Rabbi Broyde’s article elicited more than fifty responses, not all of which agreed with him. An anonymous contributor observed that oats, like rice, have no gluten, so they can’t become chometz. (Though both of them should then be considered kitniyot.) Several responses recommend that a celiac person eat only a kezayit [olive-sized piece] of matzah. One writer who has a celiac daughter asserted that most oats sold in the supermarket are contaminated with wheat and barley, and in any event, oats have a protein that is similar to gluten. Anonymous also observed that “[d]isputing the identification of Shibboleth Shual is to my knowledge is endorsed only by Rabbi Abady, although R’ S Z Auerbach was once choshesh for it until R’ Elyashiv rebuked him about it.”
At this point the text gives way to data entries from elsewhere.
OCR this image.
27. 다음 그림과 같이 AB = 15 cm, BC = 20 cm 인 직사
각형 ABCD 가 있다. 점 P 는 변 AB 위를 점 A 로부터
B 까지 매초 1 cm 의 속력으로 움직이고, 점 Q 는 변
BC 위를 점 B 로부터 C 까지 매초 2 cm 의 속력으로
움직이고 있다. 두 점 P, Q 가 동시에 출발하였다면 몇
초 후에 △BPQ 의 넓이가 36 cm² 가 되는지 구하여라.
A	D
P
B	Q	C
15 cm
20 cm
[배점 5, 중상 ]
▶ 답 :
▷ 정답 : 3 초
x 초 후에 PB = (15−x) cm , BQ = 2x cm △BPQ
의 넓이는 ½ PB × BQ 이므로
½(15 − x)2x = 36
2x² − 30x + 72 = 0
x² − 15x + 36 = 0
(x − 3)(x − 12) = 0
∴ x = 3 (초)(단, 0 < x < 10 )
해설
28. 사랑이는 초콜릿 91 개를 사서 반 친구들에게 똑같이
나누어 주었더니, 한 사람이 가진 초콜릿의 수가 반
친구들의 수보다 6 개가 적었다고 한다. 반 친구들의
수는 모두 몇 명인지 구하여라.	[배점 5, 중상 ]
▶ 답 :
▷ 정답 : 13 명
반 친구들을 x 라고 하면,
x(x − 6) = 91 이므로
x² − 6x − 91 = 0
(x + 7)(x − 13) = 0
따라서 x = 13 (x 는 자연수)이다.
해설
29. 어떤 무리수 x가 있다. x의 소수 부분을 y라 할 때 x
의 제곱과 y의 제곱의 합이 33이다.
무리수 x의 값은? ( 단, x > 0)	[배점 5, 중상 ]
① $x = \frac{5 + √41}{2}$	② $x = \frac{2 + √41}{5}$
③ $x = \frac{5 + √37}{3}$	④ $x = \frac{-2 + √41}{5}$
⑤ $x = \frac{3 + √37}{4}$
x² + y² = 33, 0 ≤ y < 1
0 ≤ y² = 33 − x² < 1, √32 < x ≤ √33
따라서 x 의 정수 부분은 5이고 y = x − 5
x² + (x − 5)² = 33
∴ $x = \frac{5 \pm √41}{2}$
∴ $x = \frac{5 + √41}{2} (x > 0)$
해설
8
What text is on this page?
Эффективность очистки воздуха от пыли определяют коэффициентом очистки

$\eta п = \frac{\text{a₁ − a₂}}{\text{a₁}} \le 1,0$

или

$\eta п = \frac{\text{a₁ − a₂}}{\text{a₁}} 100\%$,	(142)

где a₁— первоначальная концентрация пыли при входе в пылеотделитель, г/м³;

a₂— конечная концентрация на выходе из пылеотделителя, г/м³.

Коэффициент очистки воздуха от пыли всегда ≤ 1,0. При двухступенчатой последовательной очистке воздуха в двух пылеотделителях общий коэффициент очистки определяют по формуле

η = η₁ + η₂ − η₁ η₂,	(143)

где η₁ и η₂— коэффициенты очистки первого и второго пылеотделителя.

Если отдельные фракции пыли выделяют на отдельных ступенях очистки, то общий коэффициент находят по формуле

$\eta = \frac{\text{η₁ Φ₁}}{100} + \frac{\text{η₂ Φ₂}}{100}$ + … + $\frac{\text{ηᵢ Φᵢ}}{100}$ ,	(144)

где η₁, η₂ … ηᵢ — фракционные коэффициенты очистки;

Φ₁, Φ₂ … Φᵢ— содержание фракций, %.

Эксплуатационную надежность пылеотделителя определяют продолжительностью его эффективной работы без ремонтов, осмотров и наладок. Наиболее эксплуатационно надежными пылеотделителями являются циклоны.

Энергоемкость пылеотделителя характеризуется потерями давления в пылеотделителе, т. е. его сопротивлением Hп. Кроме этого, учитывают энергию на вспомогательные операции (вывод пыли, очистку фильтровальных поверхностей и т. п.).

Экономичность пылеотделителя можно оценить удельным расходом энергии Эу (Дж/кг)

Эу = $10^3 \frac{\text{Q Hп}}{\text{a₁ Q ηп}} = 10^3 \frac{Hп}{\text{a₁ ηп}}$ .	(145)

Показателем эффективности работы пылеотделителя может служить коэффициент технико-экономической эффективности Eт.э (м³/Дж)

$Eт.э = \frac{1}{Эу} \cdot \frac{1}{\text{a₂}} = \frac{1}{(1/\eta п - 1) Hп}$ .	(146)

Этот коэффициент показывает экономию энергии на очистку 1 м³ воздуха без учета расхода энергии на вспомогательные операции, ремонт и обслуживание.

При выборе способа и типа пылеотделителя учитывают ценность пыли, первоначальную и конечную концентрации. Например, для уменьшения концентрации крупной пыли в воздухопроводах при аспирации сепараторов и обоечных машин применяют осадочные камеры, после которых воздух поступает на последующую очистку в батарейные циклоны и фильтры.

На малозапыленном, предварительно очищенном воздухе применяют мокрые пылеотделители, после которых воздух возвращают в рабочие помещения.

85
We should note that https://www.kof-k.org/articles/FFT.Pesach.5773.pdf, in an article cleverly titled “Gluten for Punishment No More,” has a very thorough discussion of the issue of whether oats are Shibolet Shual which strongly favors the traditional halacha. It quotes Rav Moshe Feinstein as saying, “even if you were to bring another thousand proofs (that
shiboles shual is two-rowed barley), you will not be able to change the tradition of Klal Yisrael!” Moreover, even Dr. Felix, responding to Rav Efrati, writes “… that he is only writing from a botanical standpoint and he leaves Halachic decisions to others. He closes his article with the observation that “it is well understood that even a heavenly voice cannot countermand the decision of the halachic authorities.”
In conclusion, the argument boils down to which has precedence, following biology or following 1,000 years of practice? Like my friend Oren, I won’t take a position; let the sages decide.